PROJECT SUMMARY
CMV disease is the largest cause of post-transplant patient mortality. After a transplant, patients have to
undergo extensive screening and prophylactic therapy in order to prevent reactivation of the virus. In many
cases, even if these precautions are taken, the virus will reactivate after the patients finish antiviral therapy. This
is due to the virus establishing latency in cells of the myeloid lineage. Because the antivirals target and inhibit
virus replication, CMV is very difficult to target in its latent stage due to low levels of replication. This proposal
aims to develop molecular tools that have the potential to be used in clinic to prevent CMV-related mortality, by
combining the fields of protein and DNA engineering.
In the first aim, a CMV detection platform will be developed that combines the techniques of rolling circle
amplification and hybridization chain reaction to then turn on a luminescent protein biosensor that can be
detected with a cell phone camera. This tool will allow identification of active CMV infection with high sensitivity
by performing the one-pot reaction at room temperature with no special equipment for detection other than a cell
phone. Patients will be able to self-screen at home using this low-cost alternative to PCR that does not require
trained personnel or expensive equipment.
In the second aim, DNA self-assembly technique of toehold-dependent strand displacement will be
utilized to trigger a toxic protein switch in response to CMV-specific RNA input. The components will be
introduced into a population of cells that may be latently infected with CMV, and the switch will turn on in response
to a latency-associated CMV RNA that is expressed in target cells. This will cause specific death of CMV-infected
cells. The potential application of this switch is its use in bone marrow transplants—the switch may be introduced
in the cells of donor bone marrow, and any infected cells can be killed before transplantation into the recipient.
Development of DNA/RNA-activated protein switches have been limited to natural cas proteins so far.

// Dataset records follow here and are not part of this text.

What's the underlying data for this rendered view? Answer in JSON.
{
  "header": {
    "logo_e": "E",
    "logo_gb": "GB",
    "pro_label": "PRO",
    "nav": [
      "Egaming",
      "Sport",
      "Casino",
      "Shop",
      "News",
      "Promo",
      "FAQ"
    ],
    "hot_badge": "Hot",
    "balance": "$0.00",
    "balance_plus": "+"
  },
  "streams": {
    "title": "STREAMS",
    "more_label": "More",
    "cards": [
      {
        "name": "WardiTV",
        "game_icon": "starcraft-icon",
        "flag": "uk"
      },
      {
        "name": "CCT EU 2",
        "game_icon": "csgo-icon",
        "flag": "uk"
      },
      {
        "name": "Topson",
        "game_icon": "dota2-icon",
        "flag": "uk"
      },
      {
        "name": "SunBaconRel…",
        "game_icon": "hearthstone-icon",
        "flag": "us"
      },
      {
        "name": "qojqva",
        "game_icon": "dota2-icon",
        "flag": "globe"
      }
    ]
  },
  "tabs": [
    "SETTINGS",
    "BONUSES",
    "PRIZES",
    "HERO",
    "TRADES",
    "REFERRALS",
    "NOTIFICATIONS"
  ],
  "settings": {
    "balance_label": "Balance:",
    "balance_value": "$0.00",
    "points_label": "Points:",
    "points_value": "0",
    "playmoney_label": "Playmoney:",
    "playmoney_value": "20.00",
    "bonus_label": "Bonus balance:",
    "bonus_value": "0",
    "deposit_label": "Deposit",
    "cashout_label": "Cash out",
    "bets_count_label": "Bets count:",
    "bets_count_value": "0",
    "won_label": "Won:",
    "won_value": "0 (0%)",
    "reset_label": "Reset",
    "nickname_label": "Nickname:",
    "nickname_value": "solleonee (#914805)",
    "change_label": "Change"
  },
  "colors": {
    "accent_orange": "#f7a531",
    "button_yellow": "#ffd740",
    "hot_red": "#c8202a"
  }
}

There is a strong desire for the discovery of more cas proteins to extend the toolbox of CRISPR. The techniques
developed in this proposal will circumvents that need by “CRISPR-izing” proteins of choice to perform any desired
function based on a nucleic acid input. In aim 1 of this proposal, an RNA-activated luminescent protein switch
will be constructed, and in aim 2, an RNA-activated toxic protein. These findings will give rise to a new class of
proteins to perform functions unattainable by cas proteins in nature.